Jones seemed to face tough odds in January when Obama named him to become ATF director. But with the influential National Rifle Association saying this week that it is neutral about Jones, Democrats have expressed optimism that they will garner the 60 votes needed to halt the delays and hold a confirmation vote. "I think we're going to get it," said Sen. Richard Durbin, D-Ill., the Democrats' vote counter.
B. Todd Jones, whose nickname within the ATF and other federal law enforcement bureaucracies is "Toad," is an unbelievably dangerous pick for this job. In the words of one of my sources, "He is a Nuremberg Man," a slavish toady who will salute and say "Yes, sir!" to any order from on high. As observed by another source in DC, "This guy would Waco his own grandmother if ordered to do so."
And now, thanks to the NRA falling back into their Weenymobile default mode, he is going to run the same unreconstructed agency that brought us Waco, in a new administration that brought us the murderous Fast & Furious conspiracy. An administration, thanks to traitorous and fatally compromised GOP leaders like John Boehner, which escaped serious blow-back and knows that it can get away -- once more -- with murder. Just ask the parents of Brian Terry.

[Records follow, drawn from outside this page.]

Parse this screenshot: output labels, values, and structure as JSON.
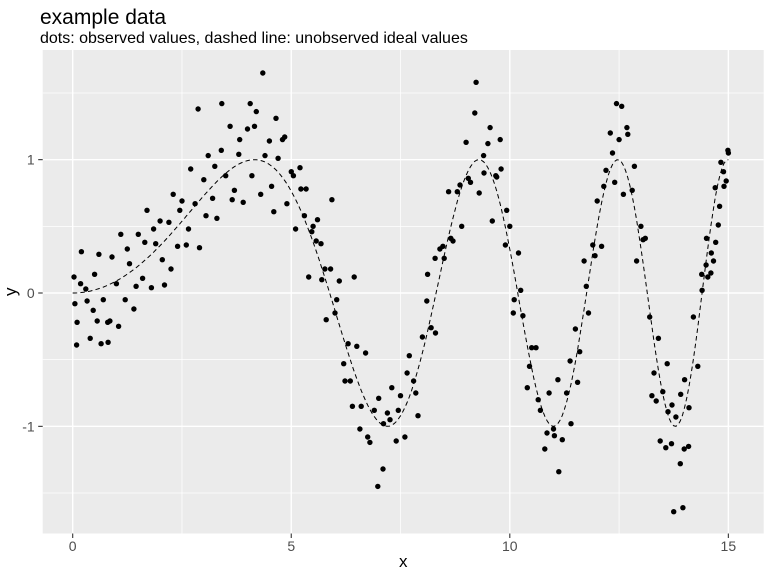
{
  "header": {
    "title": "example data",
    "subtitle": "dots: observed values, dashed line: unobserved ideal values"
  },
  "style": {
    "page_bg": "#FFFFFF",
    "panel_bg": "#EBEBEB",
    "grid_color": "#FFFFFF",
    "point_color": "#000000",
    "curve_color": "#000000",
    "tick_label_color": "#4D4D4D",
    "tick_mark_color": "#333333",
    "axis_title_color": "#000000"
  },
  "chart_data": {
    "type": "scatter",
    "title": "example data",
    "subtitle": "dots: observed values, dashed line: unobserved ideal values",
    "xlabel": "x",
    "ylabel": "y",
    "x_ticks": [
      0,
      5,
      10,
      15
    ],
    "y_ticks": [
      -1,
      0,
      1
    ],
    "x_minor_ticks": [
      2.5,
      7.5,
      12.5
    ],
    "y_minor_ticks": [
      -1.5,
      -0.5,
      0.5,
      1.5
    ],
    "xlim": [
      -0.69,
      15.81
    ],
    "ylim": [
      -1.8,
      1.82
    ],
    "grid": true,
    "legend_position": "none",
    "ideal_curve": {
      "label": "unobserved ideal values",
      "style": "dashed",
      "formula": "y = sin(x^2 / 11)",
      "phase_divisor": 11,
      "x_min": 0,
      "x_max": 15
    },
    "points_label": "observed values",
    "points": [
      [
        0.03,
        0.12
      ],
      [
        0.1,
        -0.22
      ],
      [
        0.2,
        0.31
      ],
      [
        0.3,
        0.03
      ],
      [
        0.4,
        -0.34
      ],
      [
        0.5,
        0.14
      ],
      [
        0.6,
        0.29
      ],
      [
        0.7,
        -0.05
      ],
      [
        0.8,
        -0.22
      ],
      [
        0.9,
        0.27
      ],
      [
        1.0,
        0.07
      ],
      [
        1.1,
        0.44
      ],
      [
        1.2,
        -0.05
      ],
      [
        1.3,
        0.22
      ],
      [
        1.4,
        -0.12
      ],
      [
        1.5,
        0.44
      ],
      [
        1.6,
        0.11
      ],
      [
        1.7,
        0.62
      ],
      [
        1.8,
        0.04
      ],
      [
        1.9,
        0.37
      ],
      [
        2.0,
        0.54
      ],
      [
        2.1,
        0.06
      ],
      [
        2.2,
        0.53
      ],
      [
        2.3,
        0.74
      ],
      [
        2.4,
        0.35
      ],
      [
        2.5,
        0.69
      ],
      [
        2.6,
        0.36
      ],
      [
        2.7,
        0.93
      ],
      [
        2.8,
        0.67
      ],
      [
        2.9,
        0.34
      ],
      [
        3.0,
        0.85
      ],
      [
        3.1,
        1.03
      ],
      [
        3.2,
        0.71
      ],
      [
        3.3,
        0.56
      ],
      [
        3.4,
        1.07
      ],
      [
        3.5,
        0.88
      ],
      [
        3.6,
        1.25
      ],
      [
        3.7,
        0.77
      ],
      [
        3.8,
        1.04
      ],
      [
        3.9,
        0.68
      ],
      [
        4.0,
        1.23
      ],
      [
        4.1,
        0.88
      ],
      [
        4.2,
        1.36
      ],
      [
        4.3,
        0.74
      ],
      [
        4.4,
        1.03
      ],
      [
        4.5,
        1.14
      ],
      [
        4.6,
        0.61
      ],
      [
        4.7,
        1.01
      ],
      [
        4.8,
        1.15
      ],
      [
        4.9,
        0.67
      ],
      [
        5.0,
        0.91
      ],
      [
        5.1,
        0.48
      ],
      [
        5.2,
        0.94
      ],
      [
        5.3,
        0.58
      ],
      [
        5.4,
        0.12
      ],
      [
        5.5,
        0.5
      ],
      [
        5.6,
        0.55
      ],
      [
        5.7,
        0.1
      ],
      [
        5.8,
        -0.2
      ],
      [
        5.9,
        0.18
      ],
      [
        6.0,
        -0.15
      ],
      [
        6.1,
        0.09
      ],
      [
        6.2,
        -0.53
      ],
      [
        6.3,
        -0.38
      ],
      [
        6.4,
        -0.85
      ],
      [
        6.5,
        -0.4
      ],
      [
        6.6,
        -0.85
      ],
      [
        6.7,
        -0.45
      ],
      [
        6.8,
        -1.12
      ],
      [
        6.9,
        -0.88
      ],
      [
        7.0,
        -0.79
      ],
      [
        7.1,
        -1.32
      ],
      [
        7.2,
        -0.9
      ],
      [
        7.3,
        -0.71
      ],
      [
        7.4,
        -1.11
      ],
      [
        7.5,
        -0.77
      ],
      [
        7.6,
        -1.08
      ],
      [
        7.7,
        -0.47
      ],
      [
        7.8,
        -0.66
      ],
      [
        7.9,
        -0.92
      ],
      [
        8.0,
        -0.33
      ],
      [
        8.1,
        -0.06
      ],
      [
        8.2,
        -0.26
      ],
      [
        8.3,
        -0.3
      ],
      [
        8.4,
        0.33
      ],
      [
        8.5,
        0.26
      ],
      [
        8.6,
        0.76
      ],
      [
        8.7,
        0.39
      ],
      [
        8.8,
        0.76
      ],
      [
        8.9,
        0.5
      ],
      [
        9.0,
        1.13
      ],
      [
        9.1,
        0.83
      ],
      [
        9.2,
        1.35
      ],
      [
        9.3,
        0.75
      ],
      [
        9.4,
        1.03
      ],
      [
        9.5,
        1.12
      ],
      [
        9.6,
        0.54
      ],
      [
        9.7,
        0.87
      ],
      [
        9.8,
        0.93
      ],
      [
        9.9,
        0.36
      ],
      [
        10.0,
        0.5
      ],
      [
        10.1,
        -0.05
      ],
      [
        10.2,
        0.3
      ],
      [
        10.3,
        -0.17
      ],
      [
        10.4,
        -0.71
      ],
      [
        10.5,
        -0.41
      ],
      [
        10.6,
        -0.41
      ],
      [
        10.7,
        -0.88
      ],
      [
        10.8,
        -1.17
      ],
      [
        10.9,
        -0.75
      ],
      [
        11.0,
        -1.02
      ],
      [
        11.1,
        -0.65
      ],
      [
        11.2,
        -1.1
      ],
      [
        11.3,
        -0.75
      ],
      [
        11.4,
        -0.98
      ],
      [
        11.5,
        -0.27
      ],
      [
        11.6,
        -0.44
      ],
      [
        11.7,
        0.24
      ],
      [
        11.8,
        -0.15
      ],
      [
        11.9,
        0.36
      ],
      [
        12.0,
        0.69
      ],
      [
        12.1,
        0.35
      ],
      [
        12.2,
        0.92
      ],
      [
        12.3,
        1.2
      ],
      [
        12.4,
        0.83
      ],
      [
        12.5,
        1.15
      ],
      [
        12.6,
        0.74
      ],
      [
        12.7,
        1.19
      ],
      [
        12.8,
        0.77
      ],
      [
        12.9,
        0.24
      ],
      [
        13.0,
        0.5
      ],
      [
        13.1,
        0.41
      ],
      [
        13.2,
        -0.18
      ],
      [
        13.3,
        -0.6
      ],
      [
        13.4,
        -0.34
      ],
      [
        13.5,
        -0.74
      ],
      [
        13.6,
        -0.53
      ],
      [
        13.7,
        -1.13
      ],
      [
        13.8,
        -0.93
      ],
      [
        13.9,
        -1.28
      ],
      [
        14.0,
        -0.65
      ],
      [
        14.1,
        -0.86
      ],
      [
        14.2,
        -0.18
      ],
      [
        14.3,
        -0.55
      ],
      [
        14.4,
        0.02
      ],
      [
        14.5,
        0.41
      ],
      [
        14.6,
        0.15
      ],
      [
        14.7,
        0.79
      ],
      [
        14.8,
        0.65
      ],
      [
        14.9,
        0.8
      ],
      [
        15.0,
        1.05
      ],
      [
        0.05,
        -0.08
      ],
      [
        0.09,
        -0.39
      ],
      [
        0.18,
        0.07
      ],
      [
        0.33,
        -0.06
      ],
      [
        0.47,
        -0.13
      ],
      [
        0.56,
        -0.21
      ],
      [
        0.65,
        -0.38
      ],
      [
        0.81,
        -0.37
      ],
      [
        0.85,
        -0.21
      ],
      [
        1.05,
        -0.25
      ],
      [
        1.25,
        0.33
      ],
      [
        1.45,
        0.05
      ],
      [
        1.65,
        0.38
      ],
      [
        1.85,
        0.48
      ],
      [
        2.05,
        0.25
      ],
      [
        2.25,
        0.18
      ],
      [
        2.45,
        0.62
      ],
      [
        2.65,
        0.48
      ],
      [
        2.87,
        1.38
      ],
      [
        3.05,
        0.58
      ],
      [
        3.25,
        0.95
      ],
      [
        3.41,
        1.42
      ],
      [
        3.65,
        0.7
      ],
      [
        3.82,
        1.15
      ],
      [
        4.06,
        1.42
      ],
      [
        4.16,
        1.25
      ],
      [
        4.35,
        1.65
      ],
      [
        4.55,
        0.8
      ],
      [
        4.65,
        1.31
      ],
      [
        4.85,
        1.17
      ],
      [
        5.05,
        0.88
      ],
      [
        5.22,
        0.78
      ],
      [
        5.34,
        0.78
      ],
      [
        5.47,
        0.46
      ],
      [
        5.57,
        0.39
      ],
      [
        5.68,
        0.37
      ],
      [
        5.77,
        0.18
      ],
      [
        5.93,
        0.7
      ],
      [
        6.04,
        -0.05
      ],
      [
        6.23,
        -0.66
      ],
      [
        6.35,
        -0.66
      ],
      [
        6.44,
        0.12
      ],
      [
        6.57,
        -1.02
      ],
      [
        6.75,
        -1.08
      ],
      [
        6.98,
        -1.45
      ],
      [
        7.11,
        -0.98
      ],
      [
        7.26,
        -0.95
      ],
      [
        7.45,
        -0.88
      ],
      [
        7.65,
        -0.6
      ],
      [
        7.85,
        -0.75
      ],
      [
        8.12,
        0.14
      ],
      [
        8.29,
        0.26
      ],
      [
        8.47,
        0.35
      ],
      [
        8.65,
        0.41
      ],
      [
        8.86,
        0.81
      ],
      [
        9.05,
        0.86
      ],
      [
        9.23,
        1.58
      ],
      [
        9.41,
        0.9
      ],
      [
        9.55,
        1.24
      ],
      [
        9.68,
        0.88
      ],
      [
        9.78,
        1.15
      ],
      [
        9.93,
        0.62
      ],
      [
        10.08,
        -0.15
      ],
      [
        10.25,
        0.02
      ],
      [
        10.45,
        -0.55
      ],
      [
        10.65,
        -0.8
      ],
      [
        10.85,
        -1.05
      ],
      [
        11.02,
        -1.07
      ],
      [
        11.12,
        -1.34
      ],
      [
        11.38,
        -0.51
      ],
      [
        11.55,
        -0.67
      ],
      [
        11.75,
        0.05
      ],
      [
        11.95,
        0.28
      ],
      [
        12.15,
        0.8
      ],
      [
        12.35,
        1.05
      ],
      [
        12.44,
        1.42
      ],
      [
        12.56,
        1.4
      ],
      [
        12.68,
        1.24
      ],
      [
        12.85,
        0.95
      ],
      [
        13.05,
        0.4
      ],
      [
        13.25,
        -0.77
      ],
      [
        13.35,
        -0.81
      ],
      [
        13.44,
        -1.11
      ],
      [
        13.57,
        -1.16
      ],
      [
        13.62,
        -0.89
      ],
      [
        13.71,
        -0.84
      ],
      [
        13.75,
        -1.64
      ],
      [
        13.91,
        -0.76
      ],
      [
        13.96,
        -1.61
      ],
      [
        13.99,
        -1.17
      ],
      [
        14.09,
        -1.15
      ],
      [
        14.39,
        0.14
      ],
      [
        14.49,
        0.21
      ],
      [
        14.53,
        0.12
      ],
      [
        14.61,
        0.3
      ],
      [
        14.66,
        0.24
      ],
      [
        14.71,
        0.38
      ],
      [
        14.77,
        0.51
      ],
      [
        14.83,
        0.98
      ],
      [
        14.89,
        0.91
      ],
      [
        14.95,
        0.84
      ],
      [
        14.99,
        1.07
      ]
    ]
  }
}
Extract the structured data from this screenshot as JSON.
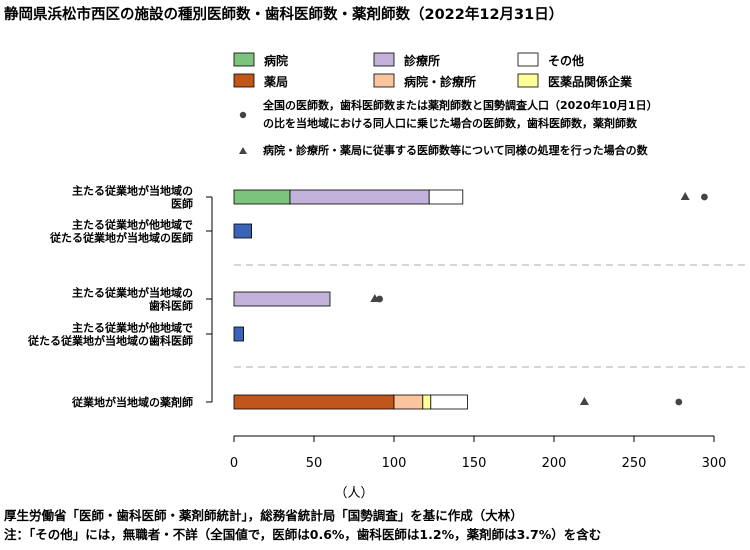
{
  "chart_data": {
    "type": "bar",
    "title": "静岡県浜松市西区の施設の種別医師数・歯科医師数・薬剤師数（2022年12月31日）",
    "xlabel": "（人）",
    "xlim": [
      0,
      300
    ],
    "xticks": [
      "0",
      "50",
      "100",
      "150",
      "200",
      "250",
      "300"
    ],
    "legend_position": "top",
    "legend": [
      {
        "key": "hospital",
        "label": "病院",
        "color": "#7cc47c"
      },
      {
        "key": "clinic",
        "label": "診療所",
        "color": "#c3b3db"
      },
      {
        "key": "other",
        "label": "その他",
        "color": "#ffffff"
      },
      {
        "key": "pharmacy",
        "label": "薬局",
        "color": "#c0561a"
      },
      {
        "key": "hosp_clinic",
        "label": "病院・診療所",
        "color": "#f9c49e"
      },
      {
        "key": "pharma_company",
        "label": "医薬品関係企業",
        "color": "#ffff99"
      }
    ],
    "marker_legend": [
      {
        "shape": "circle",
        "lines": [
          "全国の医師数，歯科医師数または薬剤師数と国勢調査人口（2020年10月1日）",
          "の比を当地域における同人口に乗じた場合の医師数，歯科医師数，薬剤師数"
        ]
      },
      {
        "shape": "triangle",
        "lines": [
          "病院・診療所・薬局に従事する医師数等について同様の処理を行った場合の数"
        ]
      }
    ],
    "rows": [
      {
        "label": [
          "主たる従業地が当地域の",
          "医師"
        ],
        "segments": [
          {
            "key": "hospital",
            "value": 35
          },
          {
            "key": "clinic",
            "value": 87
          },
          {
            "key": "other",
            "value": 21
          }
        ],
        "circle": 294,
        "triangle": 282
      },
      {
        "label": [
          "主たる従業地が他地域で",
          "従たる従業地が当地域の医師"
        ],
        "segments": [
          {
            "key": "single_blue",
            "value": 11,
            "color": "#3a64b8"
          }
        ]
      },
      {
        "label": [
          "主たる従業地が当地域の",
          "歯科医師"
        ],
        "segments": [
          {
            "key": "clinic",
            "value": 60
          }
        ],
        "circle": 91,
        "triangle": 88
      },
      {
        "label": [
          "主たる従業地が他地域で",
          "従たる従業地が当地域の歯科医師"
        ],
        "segments": [
          {
            "key": "single_blue",
            "value": 6,
            "color": "#3a64b8"
          }
        ]
      },
      {
        "label": [
          "従業地が当地域の薬剤師"
        ],
        "segments": [
          {
            "key": "pharmacy",
            "value": 100
          },
          {
            "key": "hosp_clinic",
            "value": 18
          },
          {
            "key": "pharma_company",
            "value": 5
          },
          {
            "key": "other",
            "value": 23
          }
        ],
        "circle": 278,
        "triangle": 219
      }
    ]
  },
  "notes": {
    "source": "厚生労働省「医師・歯科医師・薬剤師統計」，総務省統計局「国勢調査」を基に作成（大林）",
    "other": "注：「その他」には，無職者・不詳（全国値で，医師は0.6%，歯科医師は1.2%，薬剤師は3.7%）を含む"
  }
}
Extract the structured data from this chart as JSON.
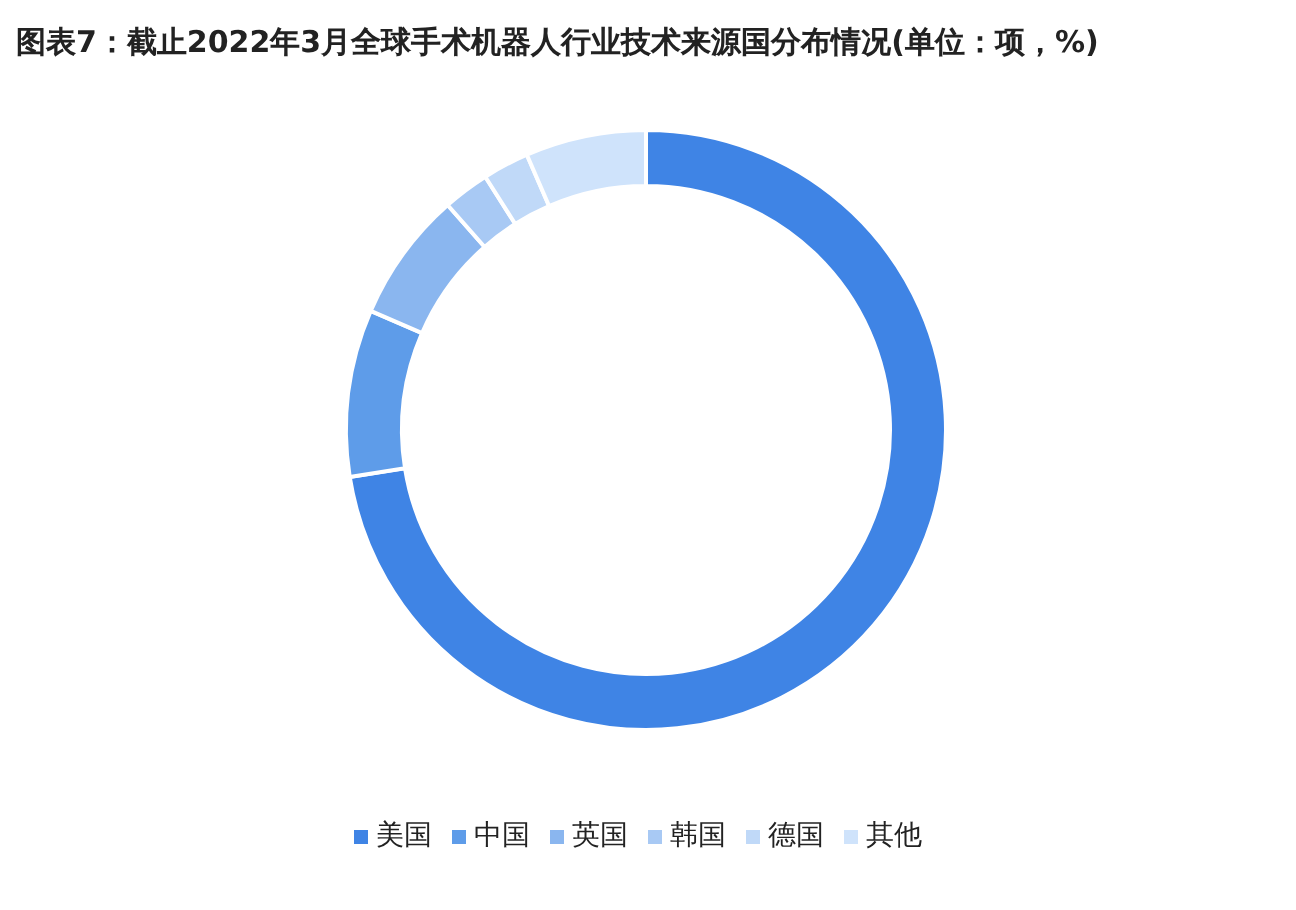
{
  "chart_data": {
    "type": "donut",
    "title": "图表7：截止2022年3月全球手术机器人行业技术来源国分布情况(单位：项，%)",
    "categories": [
      "美国",
      "中国",
      "英国",
      "韩国",
      "德国",
      "其他"
    ],
    "values": [
      72.5,
      9,
      7,
      2.5,
      2.5,
      6.5
    ],
    "colors": [
      "#3f84e5",
      "#5e9ce9",
      "#8ab6ef",
      "#a8c9f4",
      "#c0d9f8",
      "#cfe3fb"
    ],
    "legend": "bottom"
  }
}
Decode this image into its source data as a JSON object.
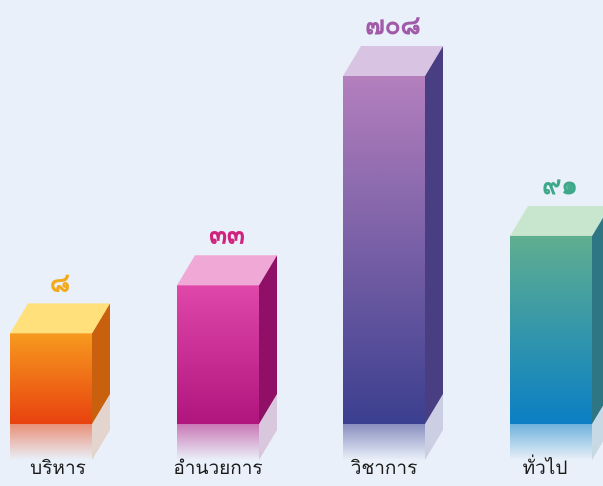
{
  "chart_data": {
    "type": "bar",
    "categories": [
      "บริหาร",
      "อำนวยการ",
      "วิชาการ",
      "ทั่วไป"
    ],
    "values": [
      8,
      33,
      708,
      91
    ],
    "value_labels": [
      "๘",
      "๓๓",
      "๗๐๘",
      "๙๑"
    ],
    "title": "",
    "xlabel": "",
    "ylabel": "",
    "ylim": [
      0,
      708
    ],
    "grid": false,
    "legend": "none",
    "style": "3d-columns-with-reflection",
    "colors": [
      {
        "top": "#ffe07a",
        "front_top": "#f79a1e",
        "front_bottom": "#e8420f",
        "side": "#c9600d",
        "label": "#f2a91c"
      },
      {
        "top": "#f0a8d6",
        "front_top": "#e047a9",
        "front_bottom": "#b0157e",
        "side": "#8f1066",
        "label": "#d0237e"
      },
      {
        "top": "#d8c4e2",
        "front_top": "#b47fbd",
        "front_bottom": "#3b3f8f",
        "side": "#4a3e83",
        "label": "#a05aa8"
      },
      {
        "top": "#c7e6cd",
        "front_top": "#5fae8f",
        "front_bottom": "#0a7fc4",
        "side": "#2e7683",
        "label": "#3fa88b"
      }
    ]
  }
}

I have often observed that Fast and Furious, if it was good for nothing else, at least bought us two years where the federal gun cops were rocked back on their heels and unable to proceed with further attacks on the citizenry while it defended itself. I hope y'all made good use of that hiatus, for that time is up. Thanks, in no small measure, to this sellout by the "Lairds of Fairfax."